A/n: I got this idea once the 2014 Quidditch World Cup was added to Pottermore I HAD HAD HAD to write about Teddy and Vic because they're just too cute. So here's a two part short story about Teddy's life with the full moon and how Victoire fits in to it :D

Disclaimer: I wish I was JK but im not and I only own this idea but not the world or the characters that live in it.


A Lifetime of Full Moons

Part One

Ever since Teddy Lupin had known of his late father's condition of lycanthropy - and it's connection to the moon - as a small child he had spent the night outside under every full moon since he could remember.

Where as the child himself had not been affected by the full moon in the same way his father had - he did not transform into a werewolf under the full moon. Young Teddy instead had let it become the most reliable and stable connection with both of his deceased parents. He couldn't take the albums upon albums of photos everywhere, nor would everyone stop him in the street to tell him of his parents great deeds. Not everyone knew them or had stories to tell. But the moon, the full moon, was always there for him. Every night right on cue there was the moon hanging above his head in the darkening sky. While once a month was the full moon just when the calendar said it would be. Always there to listen to a young boy who missed his parents.

When Teddy was speaking to the full moon he felt as if he was speaking directly to his parents. Although he knew the full moon had provided his father, Remus Lupin, with a life of both forced and self-inflicted solitude, secrecy, and pain - a world his mother, Nymphadora Tonks, had entered and brightened substantially - it had played a tremendous part in their lives. Thus he saw it as the best way to feel close to them when he needed comfort only parents could provide.

Whether he was at his grandmother Andromeda's house or visiting his godfather at the Potter residence, Teddy couldn't be stopped from sneaking onto the nearest roof or window ledge on full moon nights. Although to be stopped someone would have to know he was up there.

The act of climbing onto roofs and speaking to the moon was not a phase for the boy, who continued the practice into his Hogwarts days.
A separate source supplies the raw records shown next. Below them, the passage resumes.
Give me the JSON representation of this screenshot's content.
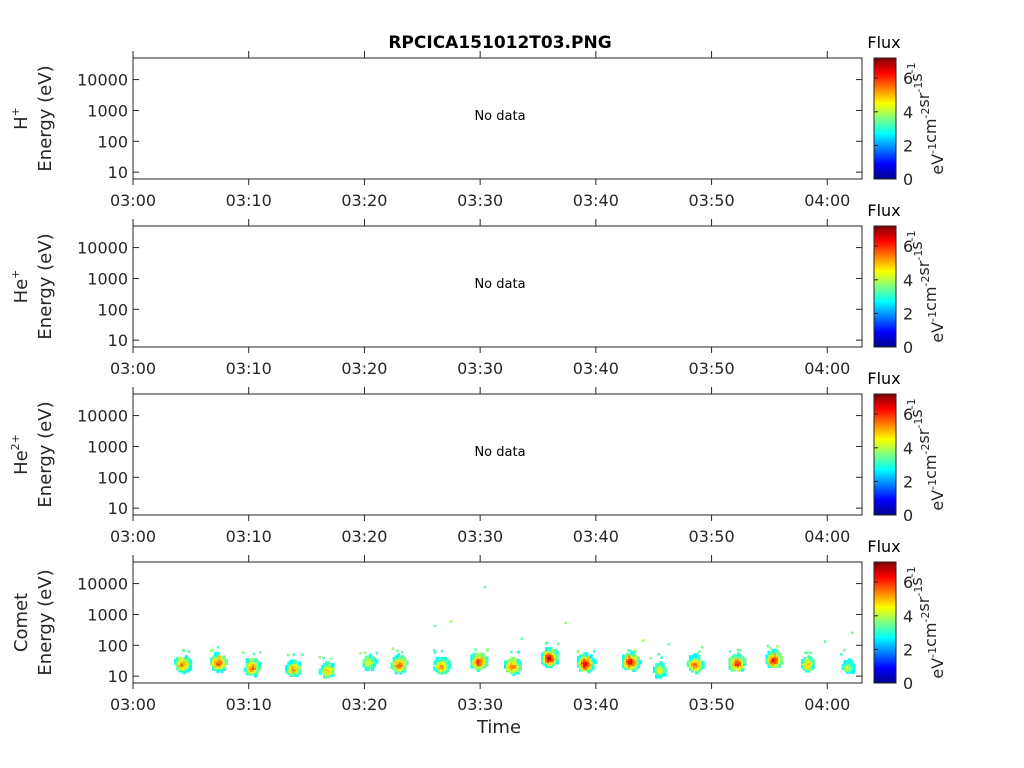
{
  "title": "RPCICA151012T03.PNG",
  "colors": {
    "axis": "#262626",
    "background": "#ffffff",
    "colormap": [
      "#00008f",
      "#0000ff",
      "#00ffff",
      "#ffff00",
      "#ff0000",
      "#800000"
    ]
  },
  "chart_data": [
    {
      "type": "heatmap",
      "panel": "H+",
      "ylabel_species": "H",
      "ylabel_charge": "+",
      "ylabel": "Energy (eV)",
      "xlabel": "",
      "x_ticks": [
        "03:00",
        "03:10",
        "03:20",
        "03:30",
        "03:40",
        "03:50",
        "04:00"
      ],
      "x_range_minutes": [
        0,
        63
      ],
      "y_ticks": [
        "10",
        "100",
        "1000",
        "10000"
      ],
      "y_scale": "log",
      "y_range": [
        6,
        50000
      ],
      "message": "No data",
      "colorbar": {
        "title": "Flux",
        "ticks": [
          "0",
          "2",
          "4",
          "6"
        ],
        "range": [
          0,
          7.2
        ]
      },
      "cells": []
    },
    {
      "type": "heatmap",
      "panel": "He+",
      "ylabel_species": "He",
      "ylabel_charge": "+",
      "ylabel": "Energy (eV)",
      "xlabel": "",
      "x_ticks": [
        "03:00",
        "03:10",
        "03:20",
        "03:30",
        "03:40",
        "03:50",
        "04:00"
      ],
      "x_range_minutes": [
        0,
        63
      ],
      "y_ticks": [
        "10",
        "100",
        "1000",
        "10000"
      ],
      "y_scale": "log",
      "y_range": [
        6,
        50000
      ],
      "message": "No data",
      "colorbar": {
        "title": "Flux",
        "ticks": [
          "0",
          "2",
          "4",
          "6"
        ],
        "range": [
          0,
          7.2
        ]
      },
      "cells": []
    },
    {
      "type": "heatmap",
      "panel": "He2+",
      "ylabel_species": "He",
      "ylabel_charge": "2+",
      "ylabel": "Energy (eV)",
      "xlabel": "",
      "x_ticks": [
        "03:00",
        "03:10",
        "03:20",
        "03:30",
        "03:40",
        "03:50",
        "04:00"
      ],
      "x_range_minutes": [
        0,
        63
      ],
      "y_ticks": [
        "10",
        "100",
        "1000",
        "10000"
      ],
      "y_scale": "log",
      "y_range": [
        6,
        50000
      ],
      "message": "No data",
      "colorbar": {
        "title": "Flux",
        "ticks": [
          "0",
          "2",
          "4",
          "6"
        ],
        "range": [
          0,
          7.2
        ]
      },
      "cells": []
    },
    {
      "type": "heatmap",
      "panel": "Comet",
      "ylabel_species": "Comet",
      "ylabel_charge": "",
      "ylabel": "Energy (eV)",
      "xlabel": "Time",
      "x_ticks": [
        "03:00",
        "03:10",
        "03:20",
        "03:30",
        "03:40",
        "03:50",
        "04:00"
      ],
      "x_range_minutes": [
        0,
        63
      ],
      "y_ticks": [
        "10",
        "100",
        "1000",
        "10000"
      ],
      "y_scale": "log",
      "y_range": [
        6,
        50000
      ],
      "message": "",
      "colorbar": {
        "title": "Flux",
        "ticks": [
          "0",
          "2",
          "4",
          "6"
        ],
        "range": [
          0,
          7.2
        ]
      },
      "bursts": [
        {
          "t": 4.2,
          "e": 25,
          "peak": 5.5,
          "hi": 60
        },
        {
          "t": 7.3,
          "e": 28,
          "peak": 5.8,
          "hi": 70
        },
        {
          "t": 10.2,
          "e": 20,
          "peak": 5.5,
          "hi": 45
        },
        {
          "t": 13.8,
          "e": 18,
          "peak": 5.2,
          "hi": 35
        },
        {
          "t": 16.7,
          "e": 16,
          "peak": 5.0,
          "hi": 40
        },
        {
          "t": 20.3,
          "e": 28,
          "peak": 4.3,
          "hi": 35
        },
        {
          "t": 22.9,
          "e": 25,
          "peak": 5.6,
          "hi": 60
        },
        {
          "t": 26.6,
          "e": 22,
          "peak": 5.3,
          "hi": 50
        },
        {
          "t": 29.8,
          "e": 30,
          "peak": 6.0,
          "hi": 50
        },
        {
          "t": 32.7,
          "e": 22,
          "peak": 5.6,
          "hi": 45
        },
        {
          "t": 35.9,
          "e": 40,
          "peak": 6.6,
          "hi": 90
        },
        {
          "t": 39.0,
          "e": 27,
          "peak": 6.6,
          "hi": 45
        },
        {
          "t": 42.9,
          "e": 30,
          "peak": 6.4,
          "hi": 45
        },
        {
          "t": 45.4,
          "e": 16,
          "peak": 4.2,
          "hi": 40
        },
        {
          "t": 48.5,
          "e": 25,
          "peak": 5.6,
          "hi": 70
        },
        {
          "t": 52.1,
          "e": 27,
          "peak": 6.0,
          "hi": 50
        },
        {
          "t": 55.3,
          "e": 35,
          "peak": 6.2,
          "hi": 80
        },
        {
          "t": 58.2,
          "e": 25,
          "peak": 4.8,
          "hi": 40
        },
        {
          "t": 61.7,
          "e": 20,
          "peak": 4.0,
          "hi": 280
        }
      ]
    }
  ]
}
His first full moon was spent with true Teddy tradition by attempting to make the dangerous climb onto the top of Gryffindor tower through his bedroom window.

Although that full moon didn't happen until two weeks into schooling in the meantime he had been reminded of all the qualities he shared with his mother. Her clumsiness, the obvious Metamorphic abilities, but he was a Gryffindor tried and true like his father. Inheriting rule "bending" as Teddy called it from both parents. It touched him that the professors who had known his parents made a point of telling him about them as people and stories of their mischief they had found themselves in at his age. Verses the professors who had only encountered them. "You're a Gryffindor like Remus." "Changing his appearance! Why that's just like Nymphadora!" It was nice but the eleven year old had a feeling it would quickly become the normal way the latter of his elders would start a conversation with him.
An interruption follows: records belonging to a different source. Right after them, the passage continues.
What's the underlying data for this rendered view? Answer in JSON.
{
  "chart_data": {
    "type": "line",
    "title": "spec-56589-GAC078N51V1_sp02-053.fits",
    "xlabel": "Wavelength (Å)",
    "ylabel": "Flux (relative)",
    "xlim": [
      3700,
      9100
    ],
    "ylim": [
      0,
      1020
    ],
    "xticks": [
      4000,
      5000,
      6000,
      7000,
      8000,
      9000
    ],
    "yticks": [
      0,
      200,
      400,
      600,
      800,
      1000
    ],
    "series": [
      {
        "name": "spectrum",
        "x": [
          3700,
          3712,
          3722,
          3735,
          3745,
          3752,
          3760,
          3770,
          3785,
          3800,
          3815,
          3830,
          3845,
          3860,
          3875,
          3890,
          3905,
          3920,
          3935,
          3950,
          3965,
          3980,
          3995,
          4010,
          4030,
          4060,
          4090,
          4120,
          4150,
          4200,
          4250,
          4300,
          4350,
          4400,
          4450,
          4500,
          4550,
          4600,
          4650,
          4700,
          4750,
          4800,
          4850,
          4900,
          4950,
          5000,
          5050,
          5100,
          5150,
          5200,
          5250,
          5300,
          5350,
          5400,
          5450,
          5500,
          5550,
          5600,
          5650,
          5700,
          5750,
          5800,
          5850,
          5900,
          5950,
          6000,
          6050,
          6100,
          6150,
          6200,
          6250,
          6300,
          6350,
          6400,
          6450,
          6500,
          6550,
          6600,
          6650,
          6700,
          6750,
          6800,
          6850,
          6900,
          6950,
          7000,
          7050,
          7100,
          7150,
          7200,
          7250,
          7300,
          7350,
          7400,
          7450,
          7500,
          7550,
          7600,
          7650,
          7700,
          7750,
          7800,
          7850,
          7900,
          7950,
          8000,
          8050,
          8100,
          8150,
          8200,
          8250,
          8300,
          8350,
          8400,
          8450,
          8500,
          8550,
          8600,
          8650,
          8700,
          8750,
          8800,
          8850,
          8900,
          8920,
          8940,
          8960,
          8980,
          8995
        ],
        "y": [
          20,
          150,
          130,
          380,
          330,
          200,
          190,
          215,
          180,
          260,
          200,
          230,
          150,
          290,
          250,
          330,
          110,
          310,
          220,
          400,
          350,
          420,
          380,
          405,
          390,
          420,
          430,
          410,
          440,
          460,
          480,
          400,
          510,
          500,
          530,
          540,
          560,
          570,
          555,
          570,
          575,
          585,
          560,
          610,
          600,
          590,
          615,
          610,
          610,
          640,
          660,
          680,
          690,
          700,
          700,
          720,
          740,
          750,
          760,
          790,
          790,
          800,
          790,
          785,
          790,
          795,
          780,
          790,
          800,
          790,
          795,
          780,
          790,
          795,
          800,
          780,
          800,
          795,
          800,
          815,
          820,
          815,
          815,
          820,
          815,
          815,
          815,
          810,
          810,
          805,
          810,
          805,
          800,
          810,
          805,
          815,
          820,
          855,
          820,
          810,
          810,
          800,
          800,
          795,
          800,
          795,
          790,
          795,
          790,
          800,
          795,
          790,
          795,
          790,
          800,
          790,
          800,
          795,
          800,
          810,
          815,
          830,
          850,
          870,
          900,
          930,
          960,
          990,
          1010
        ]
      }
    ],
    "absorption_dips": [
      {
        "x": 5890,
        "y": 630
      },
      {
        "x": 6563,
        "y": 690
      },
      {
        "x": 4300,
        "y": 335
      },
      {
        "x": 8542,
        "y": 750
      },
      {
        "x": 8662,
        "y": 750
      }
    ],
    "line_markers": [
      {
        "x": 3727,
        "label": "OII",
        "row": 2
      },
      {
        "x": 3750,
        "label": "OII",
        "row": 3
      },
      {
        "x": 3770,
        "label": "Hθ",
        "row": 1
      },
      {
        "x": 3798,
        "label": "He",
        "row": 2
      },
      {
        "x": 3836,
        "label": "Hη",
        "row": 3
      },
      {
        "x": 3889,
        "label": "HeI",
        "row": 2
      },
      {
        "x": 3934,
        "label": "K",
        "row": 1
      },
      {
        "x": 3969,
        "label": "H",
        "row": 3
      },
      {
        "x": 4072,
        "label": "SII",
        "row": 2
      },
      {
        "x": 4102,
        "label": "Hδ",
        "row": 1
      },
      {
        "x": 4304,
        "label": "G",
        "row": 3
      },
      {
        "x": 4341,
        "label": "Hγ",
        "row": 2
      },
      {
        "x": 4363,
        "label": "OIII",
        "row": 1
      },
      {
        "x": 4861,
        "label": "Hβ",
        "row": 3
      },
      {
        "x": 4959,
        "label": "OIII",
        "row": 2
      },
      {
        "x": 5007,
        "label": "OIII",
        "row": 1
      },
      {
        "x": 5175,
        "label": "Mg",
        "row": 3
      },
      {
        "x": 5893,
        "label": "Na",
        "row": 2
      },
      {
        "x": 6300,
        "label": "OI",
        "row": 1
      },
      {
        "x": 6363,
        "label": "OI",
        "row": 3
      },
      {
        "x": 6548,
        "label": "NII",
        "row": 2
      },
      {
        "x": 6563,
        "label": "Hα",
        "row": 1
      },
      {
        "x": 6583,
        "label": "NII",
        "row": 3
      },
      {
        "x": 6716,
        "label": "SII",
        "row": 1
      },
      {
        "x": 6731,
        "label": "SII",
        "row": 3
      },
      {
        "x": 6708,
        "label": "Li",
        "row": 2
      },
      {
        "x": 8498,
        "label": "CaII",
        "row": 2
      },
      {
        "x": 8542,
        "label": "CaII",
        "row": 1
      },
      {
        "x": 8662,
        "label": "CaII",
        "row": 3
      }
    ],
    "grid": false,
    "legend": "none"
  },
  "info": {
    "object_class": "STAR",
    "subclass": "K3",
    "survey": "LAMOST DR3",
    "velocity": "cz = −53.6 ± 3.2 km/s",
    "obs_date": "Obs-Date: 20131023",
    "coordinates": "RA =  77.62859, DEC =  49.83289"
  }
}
But Teddy Lupin was his own person, who made his own name for himself in the hallowed halls of Hogwarts. The only wizard-born to know just as much, maybe more, about the muggle world as muggle-borns themselves. He could thank his godfather for that. Need to get by Mr. Flich? A Metamorphmagus is just what you need to escort you down the hallway. This quickly made Teddy very popular with the older crowd of students - from all houses even - of whom must he would help. With one stipulation: only intended deeds that were minor were helped, which would lead to Teddy receiving only minor punishments if he was caught. He was a great study partner with his fellow first-years, and he enjoyed to help keep score at Quidditch games.

The one thing no one at school knew about Teddy was his "sneaking" on top of the Gryffindor tower on his first full moon at Hogwarts. Well, his attempt at sneaking onto the steeply slanted roof. He may have been book-smart but that eleven year old did not think about the practicality of his idea. Or how easily it could end in death. Luckily he never found out; the roof was not accessable from his bedroom window and he refused to risk being discovered by another boy if he entered a room higher up on the tower. Teddy settled for a lower, flat, roof of a bridge just outside the path to the Gryffindor entrance.

This is where Teddy would spend many nights for the next seven years of his life.